Du bist ja auch einer der Dinslakener, die im Imagefilm der Stadt für ihre Stadt werben. Was macht für dich das Leben in Dinslaken lebenswert?
Ich kann hier einfach alles haben, was ich brauche: Ich habe das Ruhrgebiet ganz in der Nähe, wo ich Action haben und die Metropole erleben kann. Aber ich habe auch den Niederrhein direkt vor der Haustür, wo ich mich entspannen und ausruhen kann. Hier kann ich faulenzen und mich sportlich austoben. Das ist für mich eine wirklich gelungene Mischung und deshalb wohne ich hier auch so gerne.

Wenn du dich sportlich austoben und raus aus der Wohnung willst, was machst du da am liebsten?
Bis vor ein paar Monaten bin ich Halbmarathon gelaufen. Da hat mich aber eine Knieverletzung dazu gezwungen, kürzer zu treten, was mir zugegebenermaßen sehr schwer fällt. Längere Läufe sind aktuell leider nicht drin, deswegen gehe ich viel wandern, viel Fahrradfahren.

Gibt es eine spezielle Larissa-Schwarz-Lieblingsstrecke zum Spazieren, Wandern, Ausspannen?
Ja, in der Tat. Am liebsten gehe ich einfach zur Haustüre raus, dann links und am Rotbachsee vorbei in den Hiesfelder Wald hoch bis zum Heidhof und wieder zurück. Das sind 21,5 Kilometer und das war auch immer meine Lauf-Trainingsstrecke. Hinten am Schwarzbach ist es immer sehr angenehm, egal zu welcher Jahreszeit.

Du engagierst dich viel vor Ort, mischst dich mit deinem Blog und deinem Social Media-Auftritt in viele Alltags- und auch politische Diskussionen ein. Woher kommt das große Interesse an dieser Stadt?
Ich wohne hier und ich lebe hier. Mich ärgern manchmal Kleinigkeiten. Und wenn Dinge nicht zu Ende gedacht oder zu Ende besprochen worden sind, dann ärgere ich mich und mische mich halt gerne ein.

Was hat dich in den vergangenen zwölf Monaten besonders geärgert?
In Dinslaken war das tatsächlich diese unfaire Geschichte mit dem Bahnhofsvorplatz. Ich selber habe kein großes Interesse am Bahnhof, weil ich den höchst selten nutze.
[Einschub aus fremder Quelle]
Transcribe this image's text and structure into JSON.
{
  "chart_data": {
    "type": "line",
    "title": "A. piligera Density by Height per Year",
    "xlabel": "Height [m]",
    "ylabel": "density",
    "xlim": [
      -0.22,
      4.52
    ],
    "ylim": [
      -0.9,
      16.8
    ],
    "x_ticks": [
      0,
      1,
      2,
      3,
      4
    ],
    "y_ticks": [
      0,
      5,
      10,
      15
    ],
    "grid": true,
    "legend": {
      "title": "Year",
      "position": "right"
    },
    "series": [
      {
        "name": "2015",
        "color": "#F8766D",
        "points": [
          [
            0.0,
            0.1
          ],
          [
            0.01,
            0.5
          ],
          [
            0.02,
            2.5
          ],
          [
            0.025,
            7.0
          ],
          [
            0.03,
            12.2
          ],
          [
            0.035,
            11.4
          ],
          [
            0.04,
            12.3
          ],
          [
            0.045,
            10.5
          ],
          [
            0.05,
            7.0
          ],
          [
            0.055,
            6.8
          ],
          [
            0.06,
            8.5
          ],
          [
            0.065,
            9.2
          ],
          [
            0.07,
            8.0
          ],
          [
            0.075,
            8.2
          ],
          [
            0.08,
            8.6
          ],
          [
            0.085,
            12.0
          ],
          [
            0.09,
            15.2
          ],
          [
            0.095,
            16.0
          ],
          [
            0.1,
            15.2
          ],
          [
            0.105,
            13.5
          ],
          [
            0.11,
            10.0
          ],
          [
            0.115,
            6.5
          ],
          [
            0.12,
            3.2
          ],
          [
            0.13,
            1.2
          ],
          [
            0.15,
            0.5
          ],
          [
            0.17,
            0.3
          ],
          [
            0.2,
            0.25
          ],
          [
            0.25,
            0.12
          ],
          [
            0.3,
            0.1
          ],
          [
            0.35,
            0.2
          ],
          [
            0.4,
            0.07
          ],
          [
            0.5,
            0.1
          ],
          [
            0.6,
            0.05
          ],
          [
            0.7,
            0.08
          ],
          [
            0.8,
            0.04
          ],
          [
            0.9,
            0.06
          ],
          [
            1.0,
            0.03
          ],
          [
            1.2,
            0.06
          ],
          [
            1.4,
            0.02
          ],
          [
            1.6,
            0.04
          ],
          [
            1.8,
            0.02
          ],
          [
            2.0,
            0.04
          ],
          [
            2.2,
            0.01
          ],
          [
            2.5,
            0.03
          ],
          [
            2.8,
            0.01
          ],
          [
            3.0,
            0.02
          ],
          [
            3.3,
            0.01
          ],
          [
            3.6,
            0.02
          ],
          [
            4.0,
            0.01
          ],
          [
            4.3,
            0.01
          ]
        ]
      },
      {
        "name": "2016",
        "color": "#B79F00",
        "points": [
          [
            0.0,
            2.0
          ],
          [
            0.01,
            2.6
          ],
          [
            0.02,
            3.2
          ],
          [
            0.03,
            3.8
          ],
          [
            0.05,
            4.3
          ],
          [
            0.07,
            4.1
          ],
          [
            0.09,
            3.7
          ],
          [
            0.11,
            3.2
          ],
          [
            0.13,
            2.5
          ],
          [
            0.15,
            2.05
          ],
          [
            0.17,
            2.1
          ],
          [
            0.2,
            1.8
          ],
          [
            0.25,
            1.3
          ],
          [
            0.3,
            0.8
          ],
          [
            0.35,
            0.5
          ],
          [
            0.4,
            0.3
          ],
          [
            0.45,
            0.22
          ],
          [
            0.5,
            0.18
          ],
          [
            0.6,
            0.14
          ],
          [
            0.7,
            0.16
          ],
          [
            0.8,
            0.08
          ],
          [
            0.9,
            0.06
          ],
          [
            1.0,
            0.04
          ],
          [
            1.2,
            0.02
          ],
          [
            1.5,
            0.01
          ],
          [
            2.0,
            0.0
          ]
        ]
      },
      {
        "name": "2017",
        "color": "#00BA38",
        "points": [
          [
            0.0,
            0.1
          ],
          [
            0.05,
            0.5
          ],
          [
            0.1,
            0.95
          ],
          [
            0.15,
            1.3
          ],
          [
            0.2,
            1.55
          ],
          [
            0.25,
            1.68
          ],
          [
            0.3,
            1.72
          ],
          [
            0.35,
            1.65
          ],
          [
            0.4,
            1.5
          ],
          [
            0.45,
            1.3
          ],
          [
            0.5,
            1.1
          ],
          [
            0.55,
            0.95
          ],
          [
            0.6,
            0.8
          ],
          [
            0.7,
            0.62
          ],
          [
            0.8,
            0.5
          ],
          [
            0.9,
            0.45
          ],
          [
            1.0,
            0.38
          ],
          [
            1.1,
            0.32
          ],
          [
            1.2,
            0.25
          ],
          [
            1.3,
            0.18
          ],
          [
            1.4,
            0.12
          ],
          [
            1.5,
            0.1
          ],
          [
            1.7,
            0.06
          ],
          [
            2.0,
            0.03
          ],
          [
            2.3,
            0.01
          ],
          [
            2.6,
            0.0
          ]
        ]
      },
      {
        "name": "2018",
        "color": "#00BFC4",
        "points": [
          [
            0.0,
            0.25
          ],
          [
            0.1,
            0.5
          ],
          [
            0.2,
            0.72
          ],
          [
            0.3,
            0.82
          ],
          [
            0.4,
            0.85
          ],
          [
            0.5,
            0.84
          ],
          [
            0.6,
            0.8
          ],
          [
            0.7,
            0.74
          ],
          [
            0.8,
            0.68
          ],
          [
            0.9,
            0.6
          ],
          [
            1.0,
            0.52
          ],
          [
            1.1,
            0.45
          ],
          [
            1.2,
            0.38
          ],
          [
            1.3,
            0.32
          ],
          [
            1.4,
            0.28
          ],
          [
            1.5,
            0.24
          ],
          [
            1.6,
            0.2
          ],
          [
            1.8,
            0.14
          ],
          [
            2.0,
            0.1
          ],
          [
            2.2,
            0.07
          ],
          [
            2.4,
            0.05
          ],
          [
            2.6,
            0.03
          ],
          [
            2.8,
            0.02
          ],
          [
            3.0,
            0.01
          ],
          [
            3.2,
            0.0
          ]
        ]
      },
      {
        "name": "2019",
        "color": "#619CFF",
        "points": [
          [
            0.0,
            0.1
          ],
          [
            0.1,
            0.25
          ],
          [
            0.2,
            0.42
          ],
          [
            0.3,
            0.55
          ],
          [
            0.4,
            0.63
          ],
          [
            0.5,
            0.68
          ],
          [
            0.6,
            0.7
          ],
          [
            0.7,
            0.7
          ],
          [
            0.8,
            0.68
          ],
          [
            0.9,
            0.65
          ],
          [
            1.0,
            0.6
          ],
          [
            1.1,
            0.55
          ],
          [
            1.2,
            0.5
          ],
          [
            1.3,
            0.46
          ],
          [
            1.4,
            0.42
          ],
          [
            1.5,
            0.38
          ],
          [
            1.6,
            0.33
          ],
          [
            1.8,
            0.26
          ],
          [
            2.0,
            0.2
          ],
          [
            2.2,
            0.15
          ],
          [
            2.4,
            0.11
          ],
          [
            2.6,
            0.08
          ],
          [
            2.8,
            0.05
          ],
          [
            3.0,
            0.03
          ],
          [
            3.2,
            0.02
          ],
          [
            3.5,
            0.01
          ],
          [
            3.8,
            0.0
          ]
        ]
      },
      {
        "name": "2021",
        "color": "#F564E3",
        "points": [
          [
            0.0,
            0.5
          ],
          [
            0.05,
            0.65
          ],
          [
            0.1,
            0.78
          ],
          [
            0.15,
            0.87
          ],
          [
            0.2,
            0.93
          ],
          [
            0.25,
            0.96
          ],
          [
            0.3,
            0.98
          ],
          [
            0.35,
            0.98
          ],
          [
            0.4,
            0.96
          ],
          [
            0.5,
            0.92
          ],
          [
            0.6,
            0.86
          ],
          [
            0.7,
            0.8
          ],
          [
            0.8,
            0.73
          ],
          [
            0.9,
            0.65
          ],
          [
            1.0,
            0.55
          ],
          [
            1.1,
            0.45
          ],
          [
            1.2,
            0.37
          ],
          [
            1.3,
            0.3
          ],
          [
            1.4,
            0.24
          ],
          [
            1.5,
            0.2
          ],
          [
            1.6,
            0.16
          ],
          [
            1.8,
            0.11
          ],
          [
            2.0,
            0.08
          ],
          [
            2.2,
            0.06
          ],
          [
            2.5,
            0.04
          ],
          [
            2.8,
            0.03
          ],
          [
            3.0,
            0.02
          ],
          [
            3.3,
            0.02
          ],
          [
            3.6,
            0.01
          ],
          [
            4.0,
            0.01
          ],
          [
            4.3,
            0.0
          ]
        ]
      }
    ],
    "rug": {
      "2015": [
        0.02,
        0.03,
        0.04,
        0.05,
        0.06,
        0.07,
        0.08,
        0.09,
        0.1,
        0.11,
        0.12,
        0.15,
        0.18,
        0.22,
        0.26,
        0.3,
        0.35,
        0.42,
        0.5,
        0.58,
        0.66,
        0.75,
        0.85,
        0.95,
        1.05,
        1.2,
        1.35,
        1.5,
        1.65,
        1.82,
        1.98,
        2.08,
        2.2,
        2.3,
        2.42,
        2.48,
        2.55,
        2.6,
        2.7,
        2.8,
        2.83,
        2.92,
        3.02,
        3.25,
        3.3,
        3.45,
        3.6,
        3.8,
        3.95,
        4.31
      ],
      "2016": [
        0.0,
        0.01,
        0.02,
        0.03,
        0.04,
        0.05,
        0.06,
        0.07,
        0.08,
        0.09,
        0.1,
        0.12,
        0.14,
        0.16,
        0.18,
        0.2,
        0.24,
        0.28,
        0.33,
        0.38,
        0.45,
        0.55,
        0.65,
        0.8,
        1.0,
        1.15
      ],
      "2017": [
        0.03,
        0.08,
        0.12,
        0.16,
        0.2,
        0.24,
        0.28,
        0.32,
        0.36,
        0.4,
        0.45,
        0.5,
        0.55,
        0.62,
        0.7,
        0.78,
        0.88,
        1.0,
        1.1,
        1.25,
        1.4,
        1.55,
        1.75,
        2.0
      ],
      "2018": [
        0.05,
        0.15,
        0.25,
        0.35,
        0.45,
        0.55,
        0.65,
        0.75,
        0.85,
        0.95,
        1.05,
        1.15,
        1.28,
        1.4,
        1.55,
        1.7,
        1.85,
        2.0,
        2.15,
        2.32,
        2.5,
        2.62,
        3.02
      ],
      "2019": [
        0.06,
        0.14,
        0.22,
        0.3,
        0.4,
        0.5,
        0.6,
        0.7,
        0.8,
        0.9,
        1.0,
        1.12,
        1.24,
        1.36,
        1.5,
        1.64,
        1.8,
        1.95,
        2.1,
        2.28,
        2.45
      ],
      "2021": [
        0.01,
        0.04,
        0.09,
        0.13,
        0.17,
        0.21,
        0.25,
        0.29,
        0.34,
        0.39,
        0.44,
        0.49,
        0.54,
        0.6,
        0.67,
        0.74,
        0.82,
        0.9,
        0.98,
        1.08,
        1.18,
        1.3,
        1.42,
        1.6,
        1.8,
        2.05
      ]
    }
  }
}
Aber da hatte ich das Gefühl, dass Worte im Mund verdreht und Dinge nicht zu Ende gedacht wurden, dass unfair diskutiert wurde. Ich hatte schon das Gefühl, dass da Populismus auf kommunaler Ebene betrieben wurde. Es wurden platte Behauptungen aufgestellt - und das alles ohne die Unterfütterung mit Zahlen und Beweisen. Dazu kam, dass der Start der Diskussion ja in kleinem Kreis in einer Facebook-Gruppe begonnen hat, und dann seltsamerweise plötzlich so große Kreise gezogen hat. Dieser aufgeblasene Ballon, diese Verschwendung von Energie - genau das hat mich halt geärgert.

Das war jetzt ein Thema, was dir quasi aufgezwängt wurde. Wie wählst du ansonsten deine Blog-Themen aus?
Manchmal sind es Zeitungsartikel, die mich zu Blog-Themen leiten. Es kann aber auch eine Fragestellung eines Followers auf Facebook sein, die ich nicht mit einem Kommentar abhandeln will. In der Regel sind es aber Dinge, die mir im beruflichen Alltag als Autorin begegnen. Es ist ja dann auch oftmals von essayistischem Charakter und wirft manchmal mehr Fragen auf als es Antworten bietet. Ich tue meine Meinung halt gerne kund. Und ich brauche dafür ziemlich viele Worte - deswegen der Blog.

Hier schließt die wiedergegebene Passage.